Warga menilai PLN tidak memiliki komitmen dalam menjaga stabilitas pasokan listrik selama waktu krusial, yakni saat berbuka puasa, salat Tarawih, hingga waktu sahur. Langkah “bakar ban” ini diambil setelah aspirasi lisan sebelumnya dianggap angin lalu oleh pihak penyedia layanan.
“PLN terkesan memandang enteng kenyamanan warga. Padahal, ini adalah bulan ibadah di mana listrik menjadi kebutuhan vital. Pemadaman di jam-jam ibadah menunjukkan kurangnya perencanaan dan empati dari manajemen terhadap kondisi di lapangan,” ujar salah satu warga yang terlibat dalam aksi tersebut saat di hubungi media ini.
Meski sempat menghambat arus lalu lintas di jalur Trans Sulawesi, aksi ini justru mendapat apresiasi dan dukungan moral dari warga di kecamatan tetangga. Mereka merasa tindakan tegas di Desa Bohotokong merupakan representasi dari “jeritan” kolektif pelanggan yang selama ini hanya bisa bersabar menghadapi gangguan layanan yang berulang.

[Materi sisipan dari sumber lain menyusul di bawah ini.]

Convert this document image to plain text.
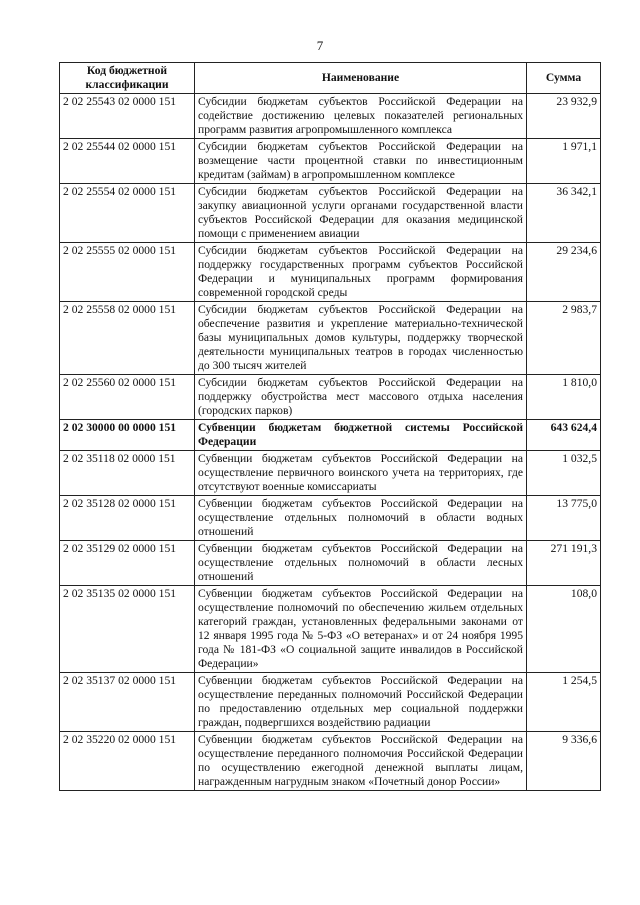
7
Код бюджетной классификации	Наименование	Сумма
2 02 25543 02 0000 151	Субсидии бюджетам субъектов Российской Федерации на содействие достижению целевых показателей региональных программ развития агропромышленного комплекса	23 932,9
2 02 25544 02 0000 151	Субсидии бюджетам субъектов Российской Федерации на возмещение части процентной ставки по инвестиционным кредитам (займам) в агропромышленном комплексе	1 971,1
2 02 25554 02 0000 151	Субсидии бюджетам субъектов Российской Федерации на закупку авиационной услуги органами государственной власти субъектов Российской Федерации для оказания медицинской помощи с применением авиации	36 342,1
2 02 25555 02 0000 151	Субсидии бюджетам субъектов Российской Федерации на поддержку государственных программ субъектов Российской Федерации и муниципальных программ формирования современной городской среды	29 234,6
2 02 25558 02 0000 151	Субсидии бюджетам субъектов Российской Федерации на обеспечение развития и укрепление материально-технической базы муниципальных домов культуры, поддержку творческой деятельности муниципальных театров в городах численностью до 300 тысяч жителей	2 983,7
2 02 25560 02 0000 151	Субсидии бюджетам субъектов Российской Федерации на поддержку обустройства мест массового отдыха населения (городских парков)	1 810,0
2 02 30000 00 0000 151	Субвенции бюджетам бюджетной системы Российской Федерации	643 624,4
2 02 35118 02 0000 151	Субвенции бюджетам субъектов Российской Федерации на осуществление первичного воинского учета на территориях, где отсутствуют военные комиссариаты	1 032,5
2 02 35128 02 0000 151	Субвенции бюджетам субъектов Российской Федерации на осуществление отдельных полномочий в области водных отношений	13 775,0
2 02 35129 02 0000 151	Субвенции бюджетам субъектов Российской Федерации на осуществление отдельных полномочий в области лесных отношений	271 191,3
2 02 35135 02 0000 151	Субвенции бюджетам субъектов Российской Федерации на осуществление полномочий по обеспечению жильем отдельных категорий граждан, установленных федеральными законами от 12 января 1995 года № 5-ФЗ «О ветеранах» и от 24 ноября 1995 года № 181-ФЗ «О социальной защите инвалидов в Российской Федерации»	108,0
2 02 35137 02 0000 151	Субвенции бюджетам субъектов Российской Федерации на осуществление переданных полномочий Российской Федерации по предоставлению отдельных мер социальной поддержки граждан, подвергшихся воздействию радиации	1 254,5
2 02 35220 02 0000 151	Субвенции бюджетам субъектов Российской Федерации на осуществление переданного полномочия Российской Федерации по осуществлению ежегодной денежной выплаты лицам, награжденным нагрудным знаком «Почетный донор России»	9 336,6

Hingga berita ini diturunkan, warga masih menuntut kepastian dari pihak PLN agar tidak lagi melakukan pemadaman di jam-jam krusial. Masyarakat mendesak adanya transparansi mengenai kendala teknis yang terjadi serta solusi permanen, agar momentum Ramadhan tidak terus terganggu oleh masalah klasik krisis listrik.